Had he done so, Mr. B’s application would have been rejected, since Trademark Law gives priority to whoever files first. Therefore, Mr. B would not have held the trademark right and would not have been able to sue Mr. A.
It is important to file trademark registration applications to keep a business operating smoothly and safely.
Case 4: A company obtains a trademark right. However…
Company A used the trademark “XX” whenever providing services.
In order to utilize “XX” and promote it as a brand, Company A applied for the trademark “XX” and succeeded in obtaining the trademark right.

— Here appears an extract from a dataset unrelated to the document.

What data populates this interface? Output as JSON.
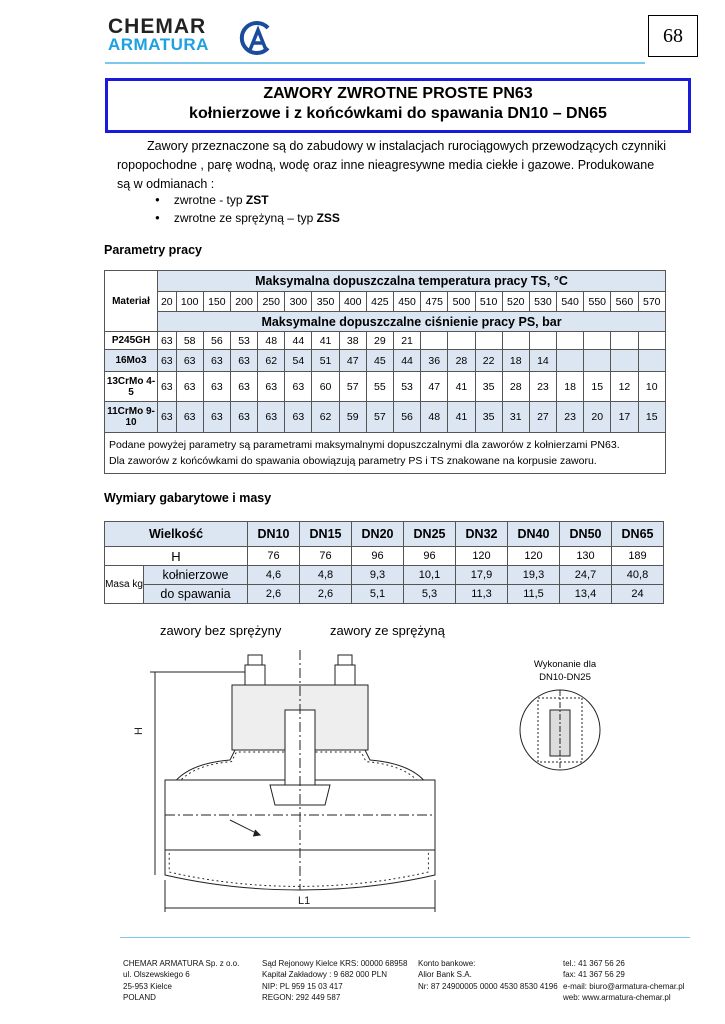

6 months later, Company A attempted to use “XX” when providing a new service. However, it was discovered that there was one area lacking in the obtained trademark right.
Company A hurriedly filed a new application to cover this oversight, but the application was rejected. The rejection was issued because Company B had already obtained the trademark right to this overlooked portion one month earlier.
In the end, Company A could not use “XX” for its new service. Company A’s plan to promote “XX” as a brand used for all of their services ended in failure.
Points of note in Case 4
– Trademark Law gives priority to whoever files an application first. If company a had obtained the complete Trademark rights including the overlooked portion first, then company B would not have been able to obtain the right to this overlooked portion.
How it could have been prevented
Consultation with an Attorney
Company A should have consulted or hired a professional attorney.
An oversight in the scope of a right can result in a loss of expected future profits or in being sued for trademark infringement.
An up-to-date and deep knowledge of the system is necessary to obtain the most complete trademark rights. We recommend consulting an attorney when filing applications for trademarks that will be used for products important to your company’s profits.